19/08/2012

Hen Happiness

I picked the 'chookens' up the day after my birthday, so we've had them here for about 10 days and I'm still  besotted.
Chook looking pissed off after
spending 40 mins in a box.
The people we picked them up from (City Chicks in Marsden Park) were just lovely. They showed me how to clip their wings, they let my little boys go exploring in their yard, showed them baby chicks and the advice they gave about feeding and husbandry all seemed very sane and matched with what I have read already.

The henhouse
We got home late afternoon and popped them in the coop. I fussed around trying to make sure they knew where food and water was located (we are using Dine-a-Chook and Wet-a-Chook for food and water - a bit different to what the chooks were used to, so I put some scratch grains (AKA chicken treats) around the feeder and even inside the feeder and the hens got the idea at once). The black chicken (an australorp cross) managed to escape and I realised that she was the feisty one. The kids had their first lesson in chicken catching (slow, quiet, no sudden movements and try to corner her) and I discovered that hunting a black hen through the shrubbery at dusk was something akin to trying to catch a shadow. Luckily it only took us a few nervous minutes!

The next morning I heard some noisy clucking, and when I went to check on the girls I found TWO EGGS! 
First Eggs!
We haven't had two eggs every day since, but we've had one egg most days (and one hen hasn't come into lay yet). When chooks are stressed they stop laying, so the fact that despite the big move, and despite the kids wanting to pat them and talk to them they are still laying, albeit not perfectly regularly, is fantastic.
Six year old learning to catch and carry a hen
They were named mostly by the boys - Kiz said he wanted the brown chooken to be called Henny Penny, so that was fine. I wanted the black one to be called Kali and Asher wanted them all to have the word 'hen' somewhere in their name so the Light Sussex became Henrietta and the black chicken became Henny Kali.
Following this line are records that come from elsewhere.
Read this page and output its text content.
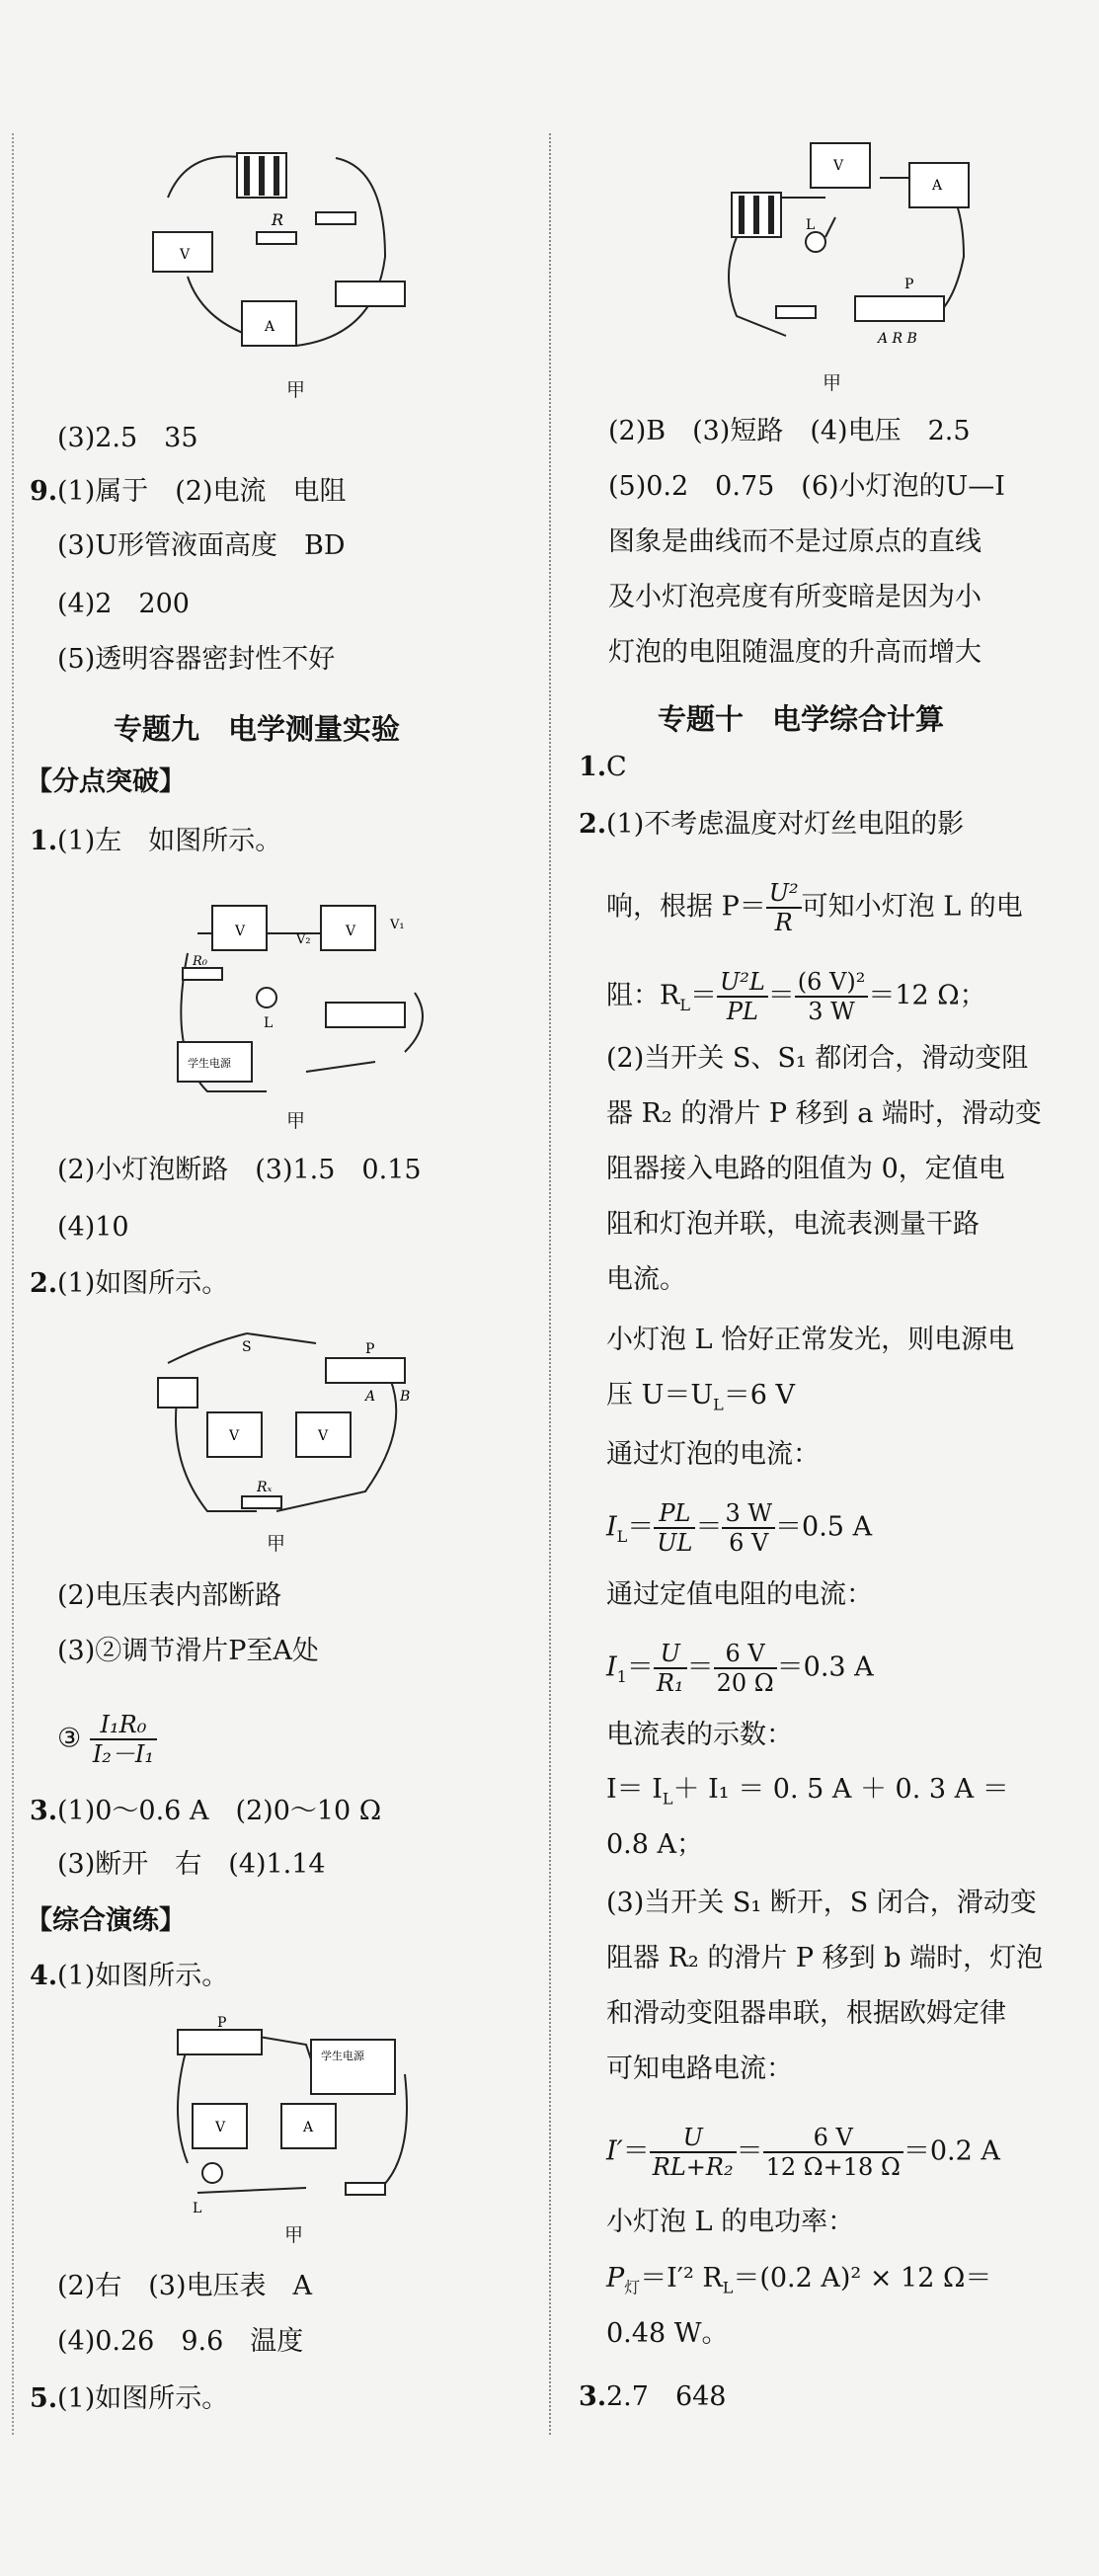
V
A
R
甲
(3)2.5　35
9. (1)属于　(2)电流　电阻
(3)U形管液面高度　BD
(4)2　200
(5)透明容器密封性不好
专题九　电学测量实验
【分点突破】
1. (1)左　如图所示。
V
V₂
V	V₁
R₀
L
学生电源
甲
(2)小灯泡断路　(3)1.5　0.15
(4)10
2. (1)如图所示。
S	P
A B
V	V
Rₓ
甲
(2)电压表内部断路
(3)②调节滑片P至A处
③ $\frac{\text{I₁R₀}}{\text{I₂－I₁}}$
3. (1)0～0.6 A　(2)0～10 Ω
(3)断开　右　(4)1.14
【综合演练】
4. (1)如图所示。
P
学生电源
V	A
L
甲
(2)右　(3)电压表　A
(4)0.26　9.6　温度
5. (1)如图所示。
V
A
L
P
A R B
甲
(2)B　(3)短路　(4)电压　2.5
(5)0.2　0.75　(6)小灯泡的U—I
图象是曲线而不是过原点的直线
及小灯泡亮度有所变暗是因为小
灯泡的电阻随温度的升高而增大
专题十　电学综合计算
1. C
2. (1)不考虑温度对灯丝电阻的影
响，根据 $P= \frac{\text{U²}}{R}$ 可知小灯泡 L 的电
阻：$R_L= \frac{\text{U²L}}{PL} = \frac{\text{(6 V)²}}{3 W} =12$ Ω；
(2)当开关 S、S₁ 都闭合，滑动变阻
器 R₂ 的滑片 P 移到 a 端时，滑动变
阻器接入电路的阻值为 0，定值电
阻和灯泡并联，电流表测量干路
电流。
小灯泡 L 恰好正常发光，则电源电
压 $U=U_L=6$ V
通过灯泡的电流：
$I_L= \frac{PL}{UL} = \frac{3 W}{6 V} =0.5$ A
通过定值电阻的电流：
$I_1= \frac{U}{\text{R₁}} = \frac{6 V}{20 \Omega} =0.3$ A
电流表的示数：
$I= I_L+ I_1 = 0$. 5 A ＋ 0. 3 A ＝
0.8 A；
(3)当开关 S₁ 断开，S 闭合，滑动变
阻器 R₂ 的滑片 P 移到 b 端时，灯泡
和滑动变阻器串联，根据欧姆定律
可知电路电流：
$I'= \frac{U}{\text{RL+R₂}} = \frac{6 V}{12 \Omega+18 \Omega} =0.2$ A
小灯泡 L 的电功率：
$P_灯=I'^2$ $R_L=(0.2$ A)² × 12 Ω＝
0.48 W。
3. 2.7　648
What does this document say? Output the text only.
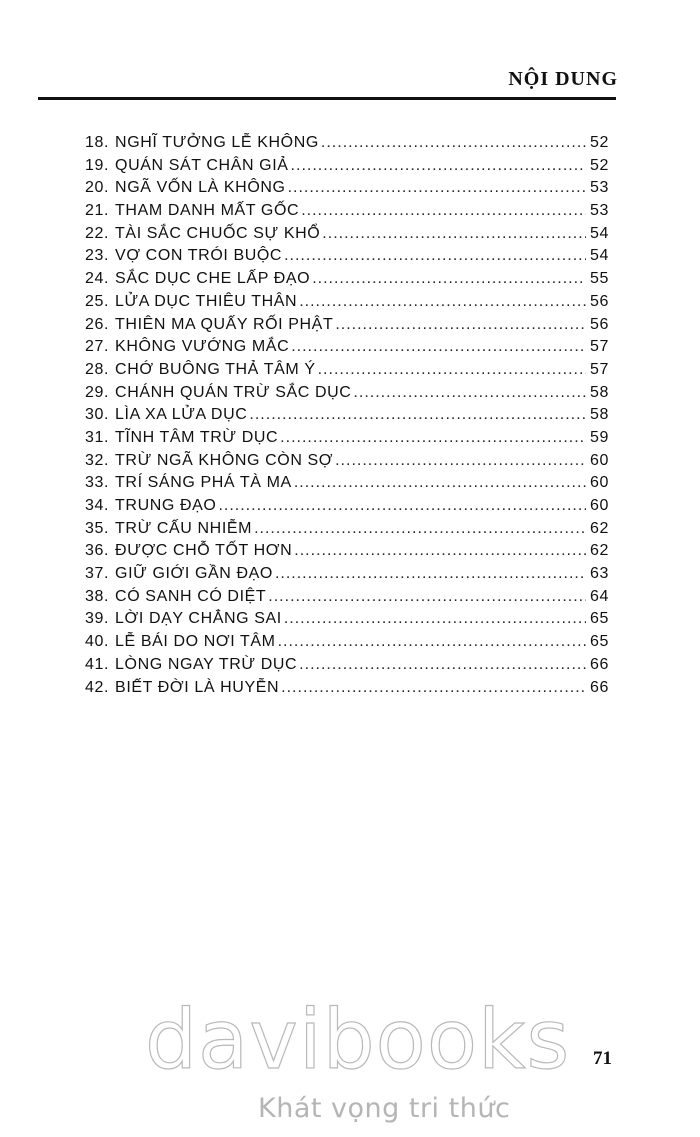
NỘI DUNG
18. NGHĨ TƯỞNG LỄ KHÔNG .....	52
19. QUÁN SÁT CHÂN GIẢ .....	52
20. NGÃ VỐN LÀ KHÔNG .....	53
21. THAM DANH MẤT GỐC .....	53
22. TÀI SẮC CHUỐC SỰ KHỔ .....	54
23. VỢ CON TRÓI BUỘC .....	54
24. SẮC DỤC CHE LẤP ĐẠO .....	55
25. LỬA DỤC THIÊU THÂN .....	56
26. THIÊN MA QUẤY RỐI PHẬT .....	56
27. KHÔNG VƯỚNG MẮC .....	57
28. CHỚ BUÔNG THẢ TÂM Ý .....	57
29. CHÁNH QUÁN TRỪ SẮC DỤC .....	58
30. LÌA XA LỬA DỤC .....	58
31. TĨNH TÂM TRỪ DỤC .....	59
32. TRỪ NGÃ KHÔNG CÒN SỢ .....	60
33. TRÍ SÁNG PHÁ TÀ MA .....	60
34. TRUNG ĐẠO .....	60
35. TRỪ CẤU NHIỄM .....	62
36. ĐƯỢC CHỖ TỐT HƠN .....	62
37. GIỮ GIỚI GẦN ĐẠO .....	63
38. CÓ SANH CÓ DIỆT .....	64
39. LỜI DẠY CHẲNG SAI .....	65
40. LỄ BÁI DO NƠI TÂM .....	65
41. LÒNG NGAY TRỪ DỤC .....	66
42. BIẾT ĐỜI LÀ HUYỄN .....	66
davibooks
Khát vọng tri thức
71
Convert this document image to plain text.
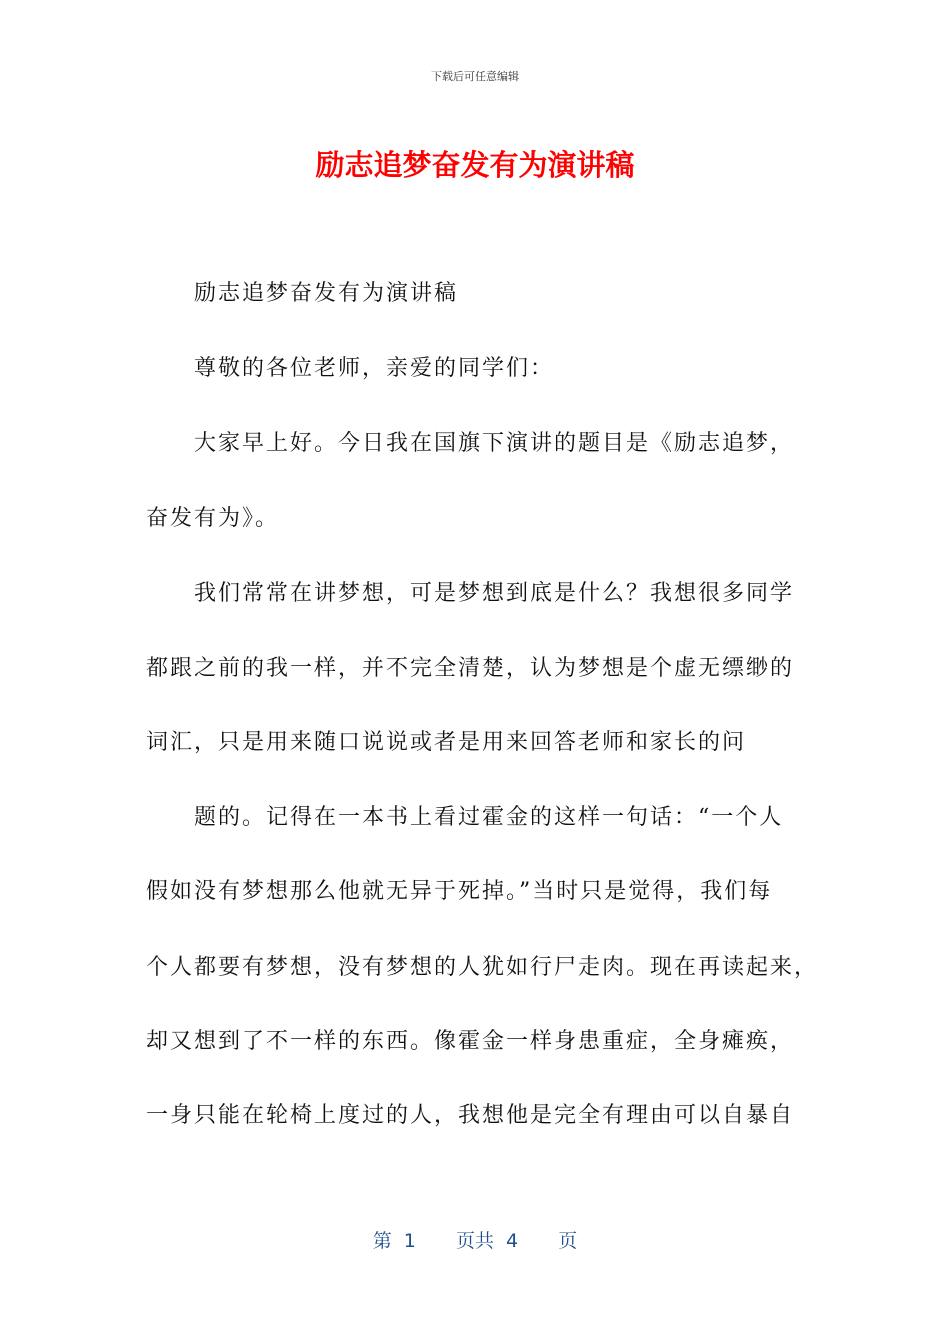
下载后可任意编辑
励志追梦奋发有为演讲稿
　　励志追梦奋发有为演讲稿
　　尊敬的各位老师，亲爱的同学们：
　　大家早上好。今日我在国旗下演讲的题目是《励志追梦，
奋发有为》。
　　我们常常在讲梦想，可是梦想到底是什么？我想很多同学
都跟之前的我一样，并不完全清楚，认为梦想是个虚无缥缈的
词汇，只是用来随口说说或者是用来回答老师和家长的问
　　题的。记得在一本书上看过霍金的这样一句话：“一个人
假如没有梦想那么他就无异于死掉。”当时只是觉得，我们每
个人都要有梦想，没有梦想的人犹如行尸走肉。现在再读起来，
却又想到了不一样的东西。像霍金一样身患重症，全身瘫痪，
一身只能在轮椅上度过的人，我想他是完全有理由可以自暴自
第 1 页共 4 页
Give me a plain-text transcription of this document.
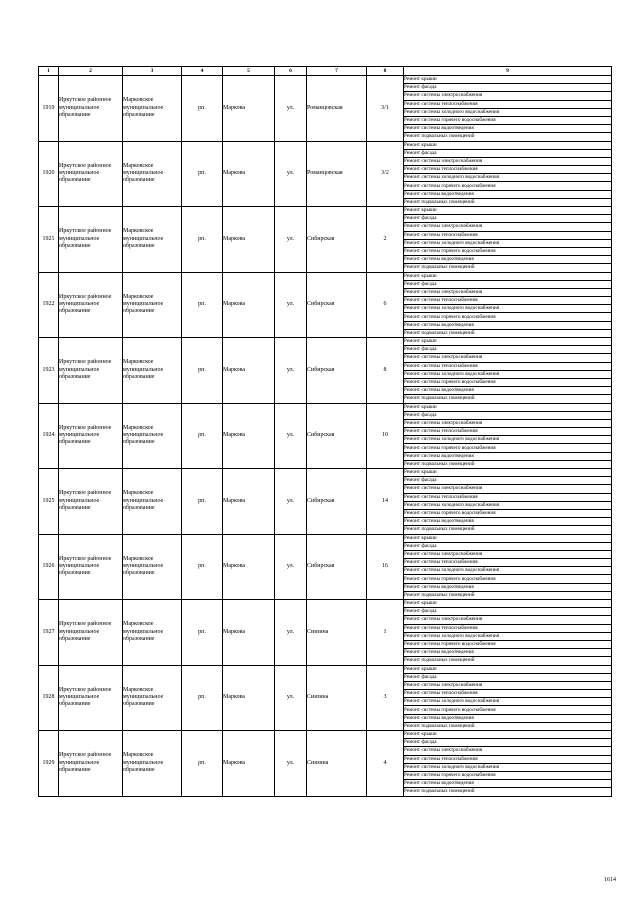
1	2	3	4	5	6	7	8	9
1919	Иркутское районное муниципальное образование	Марковское муниципальное образование	рп.	Маркова	ул.	Романцовская	3/1	Ремонт крыши
								Ремонт фасада
								Ремонт системы электроснабжения
								Ремонт системы теплоснабжения
								Ремонт системы холодного водоснабжения
								Ремонт системы горячего водоснабжения
								Ремонт системы водоотведения
								Ремонт подвальных помещений
1920	Иркутское районное муниципальное образование	Марковское муниципальное образование	рп.	Маркова	ул.	Романцовская	3/2	Ремонт крыши
								Ремонт фасада
								Ремонт системы электроснабжения
								Ремонт системы теплоснабжения
								Ремонт системы холодного водоснабжения
								Ремонт системы горячего водоснабжения
								Ремонт системы водоотведения
								Ремонт подвальных помещений
1921	Иркутское районное муниципальное образование	Марковское муниципальное образование	рп.	Маркова	ул.	Сибирская	2	Ремонт крыши
								Ремонт фасада
								Ремонт системы электроснабжения
								Ремонт системы теплоснабжения
								Ремонт системы холодного водоснабжения
								Ремонт системы горячего водоснабжения
								Ремонт системы водоотведения
								Ремонт подвальных помещений
1922	Иркутское районное муниципальное образование	Марковское муниципальное образование	рп.	Маркова	ул.	Сибирская	6	Ремонт крыши
								Ремонт фасада
								Ремонт системы электроснабжения
								Ремонт системы теплоснабжения
								Ремонт системы холодного водоснабжения
								Ремонт системы горячего водоснабжения
								Ремонт системы водоотведения
								Ремонт подвальных помещений
1923	Иркутское районное муниципальное образование	Марковское муниципальное образование	рп.	Маркова	ул.	Сибирская	8	Ремонт крыши
								Ремонт фасада
								Ремонт системы электроснабжения
								Ремонт системы теплоснабжения
								Ремонт системы холодного водоснабжения
								Ремонт системы горячего водоснабжения
								Ремонт системы водоотведения
								Ремонт подвальных помещений
1924	Иркутское районное муниципальное образование	Марковское муниципальное образование	рп.	Маркова	ул.	Сибирская	10	Ремонт крыши
								Ремонт фасада
								Ремонт системы электроснабжения
								Ремонт системы теплоснабжения
								Ремонт системы холодного водоснабжения
								Ремонт системы горячего водоснабжения
								Ремонт системы водоотведения
								Ремонт подвальных помещений
1925	Иркутское районное муниципальное образование	Марковское муниципальное образование	рп.	Маркова	ул.	Сибирская	14	Ремонт крыши
								Ремонт фасада
								Ремонт системы электроснабжения
								Ремонт системы теплоснабжения
								Ремонт системы холодного водоснабжения
								Ремонт системы горячего водоснабжения
								Ремонт системы водоотведения
								Ремонт подвальных помещений
1926	Иркутское районное муниципальное образование	Марковское муниципальное образование	рп.	Маркова	ул.	Сибирская	16	Ремонт крыши
								Ремонт фасада
								Ремонт системы электроснабжения
								Ремонт системы теплоснабжения
								Ремонт системы холодного водоснабжения
								Ремонт системы горячего водоснабжения
								Ремонт системы водоотведения
								Ремонт подвальных помещений
1927	Иркутское районное муниципальное образование	Марковское муниципальное образование	рп.	Маркова	ул.	Сиязина	1	Ремонт крыши
								Ремонт фасада
								Ремонт системы электроснабжения
								Ремонт системы теплоснабжения
								Ремонт системы холодного водоснабжения
								Ремонт системы горячего водоснабжения
								Ремонт системы водоотведения
								Ремонт подвальных помещений
1928	Иркутское районное муниципальное образование	Марковское муниципальное образование	рп.	Маркова	ул.	Сиязина	3	Ремонт крыши
								Ремонт фасада
								Ремонт системы электроснабжения
								Ремонт системы теплоснабжения
								Ремонт системы холодного водоснабжения
								Ремонт системы горячего водоснабжения
								Ремонт системы водоотведения
								Ремонт подвальных помещений
1929	Иркутское районное муниципальное образование	Марковское муниципальное образование	рп.	Маркова	ул.	Сиязина	4	Ремонт крыши
								Ремонт фасада
								Ремонт системы электроснабжения
								Ремонт системы теплоснабжения
								Ремонт системы холодного водоснабжения
								Ремонт системы горячего водоснабжения
								Ремонт системы водоотведения
								Ремонт подвальных помещений
1614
So far the thee chooks are doing everything I'm 'paying' them for. Providing eggs, teaching the kids about caring for animals and providing all of us with amusement (Asher said to me yesterday "We have the most fascinating chooks mum!"). Of course, I now need to get the planned raised beds with bird netting sorted pronto, and some more fencing organised - the chooks are scratching up my seedlings, stomping on my new lavender, discovering new and creative ways to escape, pooping in  remarkably inconvenient and I strongly suspect Henny Penny has started laying her eggs under a bush or somewhere because the last few days have only been one-egg-days. Despite all that, they are funny and friendly and the whole family is glad we have them.

The girls saw the treat bucket!

07/08/2012

Today is my birthday...

They are pretending to be frogs
...and unsurprisingly it started like a regular morning. I was woken up at some ungodly hour (not just your regular gollygoshthisisearly 6am but more of a holyfuckingshit 4:30ish am) by my eldest who has been having nightmares and coming into bed with us. Unfortunately he sleeps like he's wrestling tigers which is, ah, uninspiring in a bed mate. So he cuddled me and rode his dream bicycle and I tried to sleep, with a kind of desperate terror that this would be IT and I wouldn't get anymore sweet, sweet sleep til I went to bed, far too many hours in the future. At some point he sat up a bit and said sleepily 'happy birthday mum' and, despite knowing that was the end of any chance for sleep, my heart got warmed in a way it rarely does. My kid's first thought for the day was of ME.

Despite finding things pretty overwhelming some times (OK, a lot of the time) I just adore those two kids and I'm surprised and thankful by what pleasant people they are turning into.